Critical cellular processes such cell growth and division are regulated by a set of orchestrated and finely regulated specific protein-protein interactions that activate or inactivate signalling pathways. RAS proteins act as upstream molecular switches and play a key role in signal transduction. RAS was firstly isolated from a human bladder carcinoma cell line(Shih and Weinberg 1982). Since then, the RAS family have been intensively studied and the data shows that the frequency of RAS mutations is among the highest for any gene in human cancers(Reuter et al. 2000). The reason lies in the fact that RAS is a central hub in a number of signalling pathways that includes proliferation and gene transcription. When RAS is constitutively activated because a mutation(s) the related signal transduction pathways may become also activated, degenerating, eventually, into carcinogenic state. Therefore, specifically blocking the interaction of RAS with any of its partners arises as an important avenue to fight cancer.

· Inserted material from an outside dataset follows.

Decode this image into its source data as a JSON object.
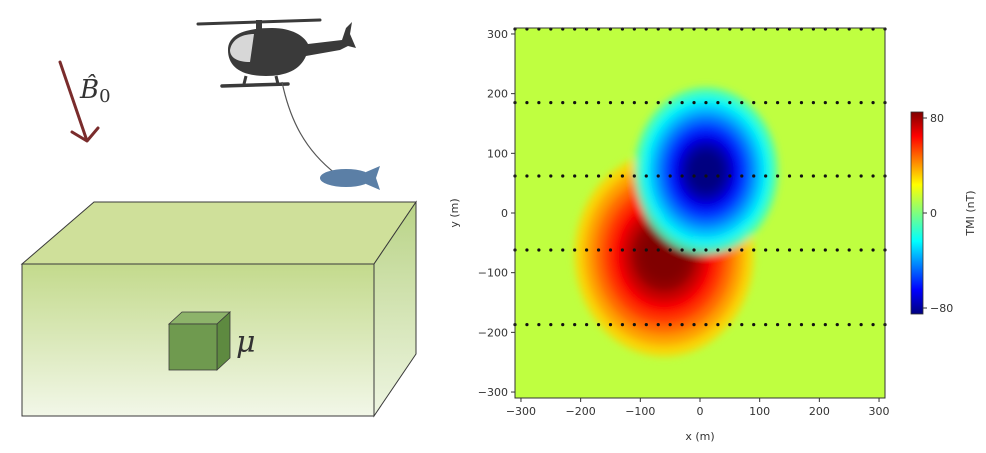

The overall goal of the project is the isolation of peptide modulators of RAS signalling pathway. The project encompass with two main tasks: firstly, computational design of peptides; and secondly, experimental validation of the predictions. The computational design of peptide modulators will be carried out using “in house” developed software as well as common tools used in protein design. The second part of the project would be the experimental validation (in vitro) of the predictions, i.e. whether peptides would bind to RAS and block interactions with partners. To that end, the RAS-AntiRAS antibody protein complex (Tanaka et al. 2007) will be used. On a first approach, SPR assays will be used to assess the binding of peptides to RAS. Further characterization would include NMR data, pull-down, and competition assays among other experimental tools.

The candidate will develop his/her research tasks in both a computer-based (dry-lab) and experimental lab (wet-lab). Thus, it will suit a candidate willing to work both with computers and in an experimental lab setting. Although desirable, programming skills are not essential, however training will be provided as required.

References

Reuter, C. W., M. A. Morgan, et al. (2000). "Targeting the Ras signaling pathway: a rational, mechanism-based treatment for hematologic malignancies?" Blood 96(5): 1655-69.

Tanaka, T., R. L. Williams, et al. (2007). "Tumour prevention by a single antibody domain targeting the interaction of signal transduction proteins with RAS." EMBO J 26(13): 3250-9.

Shih, C. and R. A. Weinberg (1982). "Isolation of a transforming sequence from a human bladder carcinoma cell line." Cell 29(1): 161-9.